Andrew Dragun on Australian water myths:
What our early leaders did was to create a massive water surplus in the cause of nation building which could only be disbursed and thus justified by essentially giving the water away. In the early days of irrigation, the prices for water captured only a small fraction of the operating costs of getting water to the irrigators, and for a range of institutional reasons it has been difficult to increase those prices since.
Roger D. Hodge interviewed about his book The Mendacity of Hope: Barack Obama and the Betrayal of American Liberalism:
My use of the term “class warfare” in the book was meant to be somewhat provocative, since this is typically the most damning charge that our economic royalists can come up with to counter any proposal that threatens their economic and political prerogatives. It also happens to be an accurate, if somewhat melodramatic, term for what happens in any society. Marx was obviously correct to point to the struggle between the rich and the poor as one of the motive forces of human history, but his Hegelianism led him to imbue historical change with metaphysical significance and to posit the working class as the trans-historical carrier of human freedom. It is ironic that workers should be obliged to bear such a load.

The Atlantic republican political tradition that informed the minds of the revolutionary generation also understood history in terms of the struggle of rich and poor, the few and the many, the nobili and the populi.
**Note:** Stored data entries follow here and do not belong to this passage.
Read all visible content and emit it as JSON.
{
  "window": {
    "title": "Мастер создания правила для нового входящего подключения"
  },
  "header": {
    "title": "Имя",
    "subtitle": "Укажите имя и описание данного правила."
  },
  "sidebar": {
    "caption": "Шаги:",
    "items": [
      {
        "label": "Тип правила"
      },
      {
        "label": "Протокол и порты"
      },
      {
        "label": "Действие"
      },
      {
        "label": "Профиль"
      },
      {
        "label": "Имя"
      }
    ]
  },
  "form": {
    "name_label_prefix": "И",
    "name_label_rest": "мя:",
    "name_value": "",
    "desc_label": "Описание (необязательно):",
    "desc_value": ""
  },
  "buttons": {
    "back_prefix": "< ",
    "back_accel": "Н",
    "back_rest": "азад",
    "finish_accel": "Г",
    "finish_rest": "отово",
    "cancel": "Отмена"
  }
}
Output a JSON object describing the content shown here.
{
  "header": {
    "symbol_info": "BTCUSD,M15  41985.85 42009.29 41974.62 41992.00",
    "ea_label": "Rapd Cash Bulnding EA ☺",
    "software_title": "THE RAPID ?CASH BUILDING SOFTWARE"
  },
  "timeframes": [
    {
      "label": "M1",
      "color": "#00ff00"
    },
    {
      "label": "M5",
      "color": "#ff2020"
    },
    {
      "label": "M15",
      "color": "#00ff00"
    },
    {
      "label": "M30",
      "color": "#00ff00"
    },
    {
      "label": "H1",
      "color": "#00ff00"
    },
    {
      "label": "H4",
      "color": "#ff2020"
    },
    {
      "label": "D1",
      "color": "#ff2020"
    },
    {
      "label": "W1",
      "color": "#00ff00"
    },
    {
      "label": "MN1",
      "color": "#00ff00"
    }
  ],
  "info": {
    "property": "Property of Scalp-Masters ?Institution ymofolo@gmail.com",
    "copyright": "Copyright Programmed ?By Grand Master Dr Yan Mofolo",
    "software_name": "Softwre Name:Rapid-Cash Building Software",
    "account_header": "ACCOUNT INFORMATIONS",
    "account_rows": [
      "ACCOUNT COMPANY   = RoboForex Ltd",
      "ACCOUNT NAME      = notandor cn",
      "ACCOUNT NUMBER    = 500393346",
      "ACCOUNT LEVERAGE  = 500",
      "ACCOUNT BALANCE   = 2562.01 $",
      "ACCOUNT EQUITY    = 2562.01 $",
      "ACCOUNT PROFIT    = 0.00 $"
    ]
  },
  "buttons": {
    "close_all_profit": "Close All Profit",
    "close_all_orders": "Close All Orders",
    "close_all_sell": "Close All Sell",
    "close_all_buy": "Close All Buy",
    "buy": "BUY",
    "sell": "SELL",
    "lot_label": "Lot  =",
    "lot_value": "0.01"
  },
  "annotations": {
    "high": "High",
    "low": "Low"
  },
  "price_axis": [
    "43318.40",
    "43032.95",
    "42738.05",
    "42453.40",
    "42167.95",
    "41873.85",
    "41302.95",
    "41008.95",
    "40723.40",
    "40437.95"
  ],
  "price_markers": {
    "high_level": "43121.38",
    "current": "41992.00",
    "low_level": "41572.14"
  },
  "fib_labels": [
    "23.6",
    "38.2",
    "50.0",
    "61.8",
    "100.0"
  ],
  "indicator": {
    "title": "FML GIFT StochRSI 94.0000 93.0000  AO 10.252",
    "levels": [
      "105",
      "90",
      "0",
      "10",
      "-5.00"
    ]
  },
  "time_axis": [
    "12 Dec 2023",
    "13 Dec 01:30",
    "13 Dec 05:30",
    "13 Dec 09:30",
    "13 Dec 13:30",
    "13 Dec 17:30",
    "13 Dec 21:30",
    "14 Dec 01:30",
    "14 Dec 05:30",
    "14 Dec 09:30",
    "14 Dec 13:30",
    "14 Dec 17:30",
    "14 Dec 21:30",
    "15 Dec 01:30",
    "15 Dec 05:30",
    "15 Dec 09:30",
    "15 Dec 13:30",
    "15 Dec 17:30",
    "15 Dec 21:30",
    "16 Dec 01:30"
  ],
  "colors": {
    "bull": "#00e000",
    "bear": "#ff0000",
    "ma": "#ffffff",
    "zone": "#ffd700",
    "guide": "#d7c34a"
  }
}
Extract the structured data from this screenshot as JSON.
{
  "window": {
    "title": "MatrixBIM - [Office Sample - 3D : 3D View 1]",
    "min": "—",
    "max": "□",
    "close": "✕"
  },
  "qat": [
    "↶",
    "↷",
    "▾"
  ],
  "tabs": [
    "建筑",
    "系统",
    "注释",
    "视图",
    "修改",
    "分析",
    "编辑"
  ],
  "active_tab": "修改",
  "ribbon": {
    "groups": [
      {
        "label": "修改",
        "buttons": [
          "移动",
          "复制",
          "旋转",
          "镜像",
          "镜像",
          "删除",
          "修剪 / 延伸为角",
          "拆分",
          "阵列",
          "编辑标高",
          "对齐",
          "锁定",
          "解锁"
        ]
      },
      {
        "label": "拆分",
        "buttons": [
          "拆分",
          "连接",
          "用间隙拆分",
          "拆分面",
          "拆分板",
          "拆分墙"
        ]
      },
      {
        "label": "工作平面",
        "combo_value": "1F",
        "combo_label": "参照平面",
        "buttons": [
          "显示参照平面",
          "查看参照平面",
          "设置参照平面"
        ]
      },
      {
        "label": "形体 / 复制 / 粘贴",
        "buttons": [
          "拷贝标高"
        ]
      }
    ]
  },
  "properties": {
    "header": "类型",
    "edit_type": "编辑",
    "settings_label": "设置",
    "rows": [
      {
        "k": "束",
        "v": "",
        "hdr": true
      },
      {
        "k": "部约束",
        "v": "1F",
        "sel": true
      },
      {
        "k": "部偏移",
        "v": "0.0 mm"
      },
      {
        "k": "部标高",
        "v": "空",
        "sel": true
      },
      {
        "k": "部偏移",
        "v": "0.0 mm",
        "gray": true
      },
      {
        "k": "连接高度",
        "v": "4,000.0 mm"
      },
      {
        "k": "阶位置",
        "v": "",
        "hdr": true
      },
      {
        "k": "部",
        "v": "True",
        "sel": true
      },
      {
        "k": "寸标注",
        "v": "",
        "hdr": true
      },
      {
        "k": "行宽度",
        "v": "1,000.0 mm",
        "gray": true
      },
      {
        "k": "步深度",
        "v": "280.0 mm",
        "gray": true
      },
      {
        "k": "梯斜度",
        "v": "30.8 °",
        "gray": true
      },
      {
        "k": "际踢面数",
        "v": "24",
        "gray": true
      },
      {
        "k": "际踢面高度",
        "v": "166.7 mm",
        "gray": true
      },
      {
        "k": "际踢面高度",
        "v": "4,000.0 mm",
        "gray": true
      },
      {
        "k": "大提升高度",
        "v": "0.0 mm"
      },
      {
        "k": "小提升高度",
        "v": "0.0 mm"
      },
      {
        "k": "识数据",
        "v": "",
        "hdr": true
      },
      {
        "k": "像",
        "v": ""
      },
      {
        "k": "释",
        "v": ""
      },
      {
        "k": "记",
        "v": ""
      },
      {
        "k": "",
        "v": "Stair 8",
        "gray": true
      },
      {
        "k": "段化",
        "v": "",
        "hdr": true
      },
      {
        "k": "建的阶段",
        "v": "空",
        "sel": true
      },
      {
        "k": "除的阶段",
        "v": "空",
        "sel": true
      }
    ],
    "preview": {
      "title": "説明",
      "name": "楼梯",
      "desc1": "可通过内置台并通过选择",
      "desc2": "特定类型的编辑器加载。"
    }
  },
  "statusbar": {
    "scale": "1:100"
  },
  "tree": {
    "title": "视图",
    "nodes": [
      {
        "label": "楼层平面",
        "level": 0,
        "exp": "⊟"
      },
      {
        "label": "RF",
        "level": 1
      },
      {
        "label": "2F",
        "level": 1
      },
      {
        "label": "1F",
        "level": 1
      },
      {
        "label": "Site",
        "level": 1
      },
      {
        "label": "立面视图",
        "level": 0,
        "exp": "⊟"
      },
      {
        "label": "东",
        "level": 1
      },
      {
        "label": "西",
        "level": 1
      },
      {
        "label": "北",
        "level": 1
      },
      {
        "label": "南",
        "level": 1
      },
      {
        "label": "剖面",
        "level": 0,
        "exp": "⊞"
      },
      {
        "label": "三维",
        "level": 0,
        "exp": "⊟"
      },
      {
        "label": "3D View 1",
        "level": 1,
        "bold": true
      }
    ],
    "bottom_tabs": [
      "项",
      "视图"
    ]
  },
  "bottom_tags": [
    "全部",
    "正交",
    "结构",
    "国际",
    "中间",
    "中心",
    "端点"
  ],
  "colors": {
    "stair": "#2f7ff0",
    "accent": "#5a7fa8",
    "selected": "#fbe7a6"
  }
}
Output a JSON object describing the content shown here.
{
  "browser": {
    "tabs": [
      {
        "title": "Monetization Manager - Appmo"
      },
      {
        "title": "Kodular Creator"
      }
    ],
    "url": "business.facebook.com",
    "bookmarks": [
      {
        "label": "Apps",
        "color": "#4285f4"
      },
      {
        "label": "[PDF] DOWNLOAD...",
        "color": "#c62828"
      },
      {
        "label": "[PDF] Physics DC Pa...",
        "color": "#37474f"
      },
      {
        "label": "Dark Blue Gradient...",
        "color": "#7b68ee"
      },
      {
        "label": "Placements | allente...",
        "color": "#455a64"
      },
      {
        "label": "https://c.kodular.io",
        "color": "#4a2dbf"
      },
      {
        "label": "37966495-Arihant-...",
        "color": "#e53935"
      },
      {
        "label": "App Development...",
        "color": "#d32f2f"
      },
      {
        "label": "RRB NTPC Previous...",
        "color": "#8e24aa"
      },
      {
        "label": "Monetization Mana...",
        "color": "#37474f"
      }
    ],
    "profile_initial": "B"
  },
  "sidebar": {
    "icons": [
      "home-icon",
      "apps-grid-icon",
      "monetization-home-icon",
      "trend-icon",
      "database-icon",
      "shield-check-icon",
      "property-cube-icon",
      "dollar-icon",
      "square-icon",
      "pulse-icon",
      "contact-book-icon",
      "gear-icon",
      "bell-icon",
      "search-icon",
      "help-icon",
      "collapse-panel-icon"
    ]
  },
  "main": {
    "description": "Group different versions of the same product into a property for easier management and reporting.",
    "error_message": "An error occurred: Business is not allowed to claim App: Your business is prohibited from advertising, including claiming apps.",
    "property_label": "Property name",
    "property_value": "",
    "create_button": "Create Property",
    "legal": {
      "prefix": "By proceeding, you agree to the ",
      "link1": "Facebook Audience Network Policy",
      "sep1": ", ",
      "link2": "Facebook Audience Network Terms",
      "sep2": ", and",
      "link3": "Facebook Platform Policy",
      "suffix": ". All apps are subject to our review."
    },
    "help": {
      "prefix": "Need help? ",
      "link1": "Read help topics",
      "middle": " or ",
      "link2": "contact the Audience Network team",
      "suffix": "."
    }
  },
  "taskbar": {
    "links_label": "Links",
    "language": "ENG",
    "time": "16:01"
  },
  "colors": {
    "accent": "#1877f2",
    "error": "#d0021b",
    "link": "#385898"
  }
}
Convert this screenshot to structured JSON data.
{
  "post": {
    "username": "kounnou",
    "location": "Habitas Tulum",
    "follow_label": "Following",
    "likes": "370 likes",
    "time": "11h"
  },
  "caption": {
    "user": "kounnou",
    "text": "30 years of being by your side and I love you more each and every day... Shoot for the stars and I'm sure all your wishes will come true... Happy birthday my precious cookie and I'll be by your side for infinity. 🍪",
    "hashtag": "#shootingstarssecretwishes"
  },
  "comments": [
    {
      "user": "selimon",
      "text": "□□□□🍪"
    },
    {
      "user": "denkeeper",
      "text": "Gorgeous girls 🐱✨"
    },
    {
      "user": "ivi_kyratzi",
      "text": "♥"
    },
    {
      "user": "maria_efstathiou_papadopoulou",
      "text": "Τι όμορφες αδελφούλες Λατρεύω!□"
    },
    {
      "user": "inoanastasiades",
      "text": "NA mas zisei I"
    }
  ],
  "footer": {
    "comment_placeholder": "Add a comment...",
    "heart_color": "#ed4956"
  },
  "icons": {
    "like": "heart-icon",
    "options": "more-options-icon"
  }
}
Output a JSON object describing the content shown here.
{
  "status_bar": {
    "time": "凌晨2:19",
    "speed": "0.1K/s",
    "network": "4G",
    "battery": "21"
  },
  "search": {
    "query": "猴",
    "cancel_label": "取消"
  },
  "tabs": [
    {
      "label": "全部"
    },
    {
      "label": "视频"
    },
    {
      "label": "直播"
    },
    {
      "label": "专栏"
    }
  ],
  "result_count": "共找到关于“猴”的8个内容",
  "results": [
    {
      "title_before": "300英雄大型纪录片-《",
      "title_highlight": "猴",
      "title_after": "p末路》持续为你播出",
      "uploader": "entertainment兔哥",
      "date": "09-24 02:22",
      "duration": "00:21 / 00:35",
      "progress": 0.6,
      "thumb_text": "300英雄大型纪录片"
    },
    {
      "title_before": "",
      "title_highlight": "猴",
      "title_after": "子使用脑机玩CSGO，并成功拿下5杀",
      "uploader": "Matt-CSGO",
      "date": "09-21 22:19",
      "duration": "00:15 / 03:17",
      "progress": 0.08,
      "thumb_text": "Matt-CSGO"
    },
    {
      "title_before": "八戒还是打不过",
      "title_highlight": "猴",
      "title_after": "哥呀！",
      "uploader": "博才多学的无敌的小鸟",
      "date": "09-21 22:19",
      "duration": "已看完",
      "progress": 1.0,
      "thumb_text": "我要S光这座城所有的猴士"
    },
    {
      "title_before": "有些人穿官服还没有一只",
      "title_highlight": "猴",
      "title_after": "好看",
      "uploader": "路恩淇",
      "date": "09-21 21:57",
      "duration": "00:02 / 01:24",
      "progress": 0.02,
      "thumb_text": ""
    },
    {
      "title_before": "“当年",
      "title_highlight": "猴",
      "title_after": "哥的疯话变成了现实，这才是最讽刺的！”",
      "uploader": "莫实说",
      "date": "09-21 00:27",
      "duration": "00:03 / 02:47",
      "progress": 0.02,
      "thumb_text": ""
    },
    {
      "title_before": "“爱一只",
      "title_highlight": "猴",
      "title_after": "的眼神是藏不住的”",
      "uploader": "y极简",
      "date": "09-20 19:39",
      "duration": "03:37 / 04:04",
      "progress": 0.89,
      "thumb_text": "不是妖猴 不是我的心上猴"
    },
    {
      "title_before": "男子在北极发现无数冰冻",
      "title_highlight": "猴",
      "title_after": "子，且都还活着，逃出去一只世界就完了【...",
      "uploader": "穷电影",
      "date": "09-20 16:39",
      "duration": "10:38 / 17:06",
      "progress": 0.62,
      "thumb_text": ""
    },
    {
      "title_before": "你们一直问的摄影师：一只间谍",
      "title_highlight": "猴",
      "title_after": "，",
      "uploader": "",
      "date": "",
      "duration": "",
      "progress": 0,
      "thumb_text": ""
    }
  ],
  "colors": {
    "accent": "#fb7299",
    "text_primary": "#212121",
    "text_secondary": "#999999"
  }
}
This is an essential attribute of the Roman republican heritage, as Machiavelli makes clear in his Discourses on Livy, in which he observes that it was the productive tension between the patricians and the plebs that preserved Rome’s republican institutions for so long. So-called class warfare, in this view, is necessary for the health of the state, precisely because it makes explicit the natural conflicts that arise between groups with fundamentally differing material interests. By rendering those conflicts transparent, Roman institutions helped preserve civil peace.

James Madison believed that differing economic classes must of necessity grow up in any civilized nation, and that these classes would naturally pursue their own self-interests. The principal role of modern legislation, Madison wrote, is the regulation of these various and interfering interests. What is dangerous, from the Madisonian point of view, is when one narrow interest captures the institutions of the state and uses the power of government for its own purposes, to the detriment of other groups. Madison, in keeping with republicans such as Machiavelli and James Harrington, argued that a moderate balance of wealth must be maintained, that too great a distinction between the rich and poor would naturally lead to the decay of republican governance. Judging from the stench of corruption rising up from Washington, I’d say he was correct.